Another example is that the parser does perform some semantic checks,
like in this case resolving names to functions calls, as soon as a syntax
fragment is detected. This cause some semantic analysis to be executed
before the entire syntax has been accepted.

As a result, when there are multiple errors with a query, like:
- a syntax error in one fragment
- a semantic error in another fragment
the parser might return either the first error or the second.
This is not considered a bug, since both errors are valid.
The choice of which error to report is ultimately implementation dependent.

To achieve what is described in this bug report, the implementation of the
parser would have to:
- perform the entire syntax analysis first, and build a syntax tree
- only after a complete syntax tree is generated, proceed with semantic
  analysis.

While this approach is valid, it is driven by a design constraint which is
external to the server implementation (to perform query rewrites on a syntax
tree).

With the current design (which aims for performance, not code modularity),
there is no way to represent an arbitrary function call to something unknown
(this would require an Item_func_generic), so the parser has no way to
produce a "syntax" tree only, to detect all syntax errors in a separate
pass. Generating an Item_func_udf or an Item_func_sp in the example given
would be wrong, since "select inexistent()" uses neither.

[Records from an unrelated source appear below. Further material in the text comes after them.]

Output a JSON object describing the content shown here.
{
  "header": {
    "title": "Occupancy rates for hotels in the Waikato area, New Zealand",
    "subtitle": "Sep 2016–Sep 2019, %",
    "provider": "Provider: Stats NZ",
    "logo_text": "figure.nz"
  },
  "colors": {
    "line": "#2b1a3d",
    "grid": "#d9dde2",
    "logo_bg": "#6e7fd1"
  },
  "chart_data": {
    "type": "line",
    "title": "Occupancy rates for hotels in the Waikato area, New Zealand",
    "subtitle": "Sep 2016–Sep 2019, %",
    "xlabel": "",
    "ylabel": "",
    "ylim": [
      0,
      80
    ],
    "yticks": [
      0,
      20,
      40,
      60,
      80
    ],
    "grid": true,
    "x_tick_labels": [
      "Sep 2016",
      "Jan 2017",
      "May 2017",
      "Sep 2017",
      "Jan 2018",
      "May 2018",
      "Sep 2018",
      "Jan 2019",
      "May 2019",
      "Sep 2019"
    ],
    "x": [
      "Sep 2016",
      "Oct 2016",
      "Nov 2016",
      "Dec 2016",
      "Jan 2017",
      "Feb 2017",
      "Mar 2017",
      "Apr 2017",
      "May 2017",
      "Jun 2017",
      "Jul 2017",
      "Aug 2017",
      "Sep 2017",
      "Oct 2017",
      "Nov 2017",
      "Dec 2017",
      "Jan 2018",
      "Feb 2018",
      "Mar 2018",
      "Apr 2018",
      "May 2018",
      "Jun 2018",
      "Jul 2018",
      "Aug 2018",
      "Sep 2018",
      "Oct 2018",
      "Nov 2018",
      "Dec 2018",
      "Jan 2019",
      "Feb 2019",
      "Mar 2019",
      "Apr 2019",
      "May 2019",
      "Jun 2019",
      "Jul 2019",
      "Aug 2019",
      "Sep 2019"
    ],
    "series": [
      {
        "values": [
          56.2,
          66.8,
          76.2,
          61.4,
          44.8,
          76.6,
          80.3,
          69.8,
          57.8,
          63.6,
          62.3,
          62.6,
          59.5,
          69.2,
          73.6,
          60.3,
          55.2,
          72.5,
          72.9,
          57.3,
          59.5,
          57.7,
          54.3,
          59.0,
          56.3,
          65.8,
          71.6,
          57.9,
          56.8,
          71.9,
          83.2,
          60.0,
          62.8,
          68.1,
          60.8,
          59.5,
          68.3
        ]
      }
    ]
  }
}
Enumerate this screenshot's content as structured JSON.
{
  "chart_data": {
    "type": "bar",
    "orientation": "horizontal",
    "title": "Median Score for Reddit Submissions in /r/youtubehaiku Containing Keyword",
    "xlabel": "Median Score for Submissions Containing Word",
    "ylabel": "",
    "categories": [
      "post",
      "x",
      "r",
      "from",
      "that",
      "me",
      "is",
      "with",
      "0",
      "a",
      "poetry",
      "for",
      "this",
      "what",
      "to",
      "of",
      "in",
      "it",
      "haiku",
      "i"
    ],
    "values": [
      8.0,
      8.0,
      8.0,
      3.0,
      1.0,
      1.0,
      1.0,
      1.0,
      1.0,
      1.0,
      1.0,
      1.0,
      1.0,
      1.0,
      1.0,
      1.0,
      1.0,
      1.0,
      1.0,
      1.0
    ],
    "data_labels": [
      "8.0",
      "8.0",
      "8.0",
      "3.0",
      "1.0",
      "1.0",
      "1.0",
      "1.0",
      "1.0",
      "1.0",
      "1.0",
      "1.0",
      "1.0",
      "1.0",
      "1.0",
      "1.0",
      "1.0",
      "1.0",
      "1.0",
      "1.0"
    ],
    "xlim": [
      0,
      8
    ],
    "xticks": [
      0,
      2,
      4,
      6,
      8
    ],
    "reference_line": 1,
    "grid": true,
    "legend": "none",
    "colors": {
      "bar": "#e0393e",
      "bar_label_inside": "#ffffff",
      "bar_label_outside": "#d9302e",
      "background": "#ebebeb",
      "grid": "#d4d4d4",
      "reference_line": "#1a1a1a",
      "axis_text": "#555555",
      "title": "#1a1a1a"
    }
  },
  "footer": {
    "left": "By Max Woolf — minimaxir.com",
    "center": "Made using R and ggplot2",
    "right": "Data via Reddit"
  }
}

To summarize, there are two aspects with this report:
- a confusing message can be given in some cases, this has been fixed.
- the constraint of separating the different phases of parsing is not
  a design requirement for the server, and refactoring the parser to meet
  this requirement will not be done.

About FUNC_ARG0, FUNC_ARG1 and similar, please look at the files
- sql/item_create.h
- sql/item_create.cc
in 5.1 and above.
You will find there that functions with a variable number of arguments
can be easily represented there.

Thanks for your interest in MySQL.

Regards,
-- Marc
[17 Oct 2007 5:01] Marc ALFF
Fixed by the patch for bug#28318
[19 Oct 2007 18:52] Bugs System
Pushed into 5.1.23-beta
[19 Oct 2007 18:54] Bugs System
Pushed into 5.0.52
[24 Oct 2007 19:13] Paul DuBois
Noted in 5.0.52, 5.1.23 changelogs.

The parser confused user-defined function (UDF) and stored function
creation for CREATE FUNCTION and required that there be a default
database when creating UDFs, although there is no such requirement.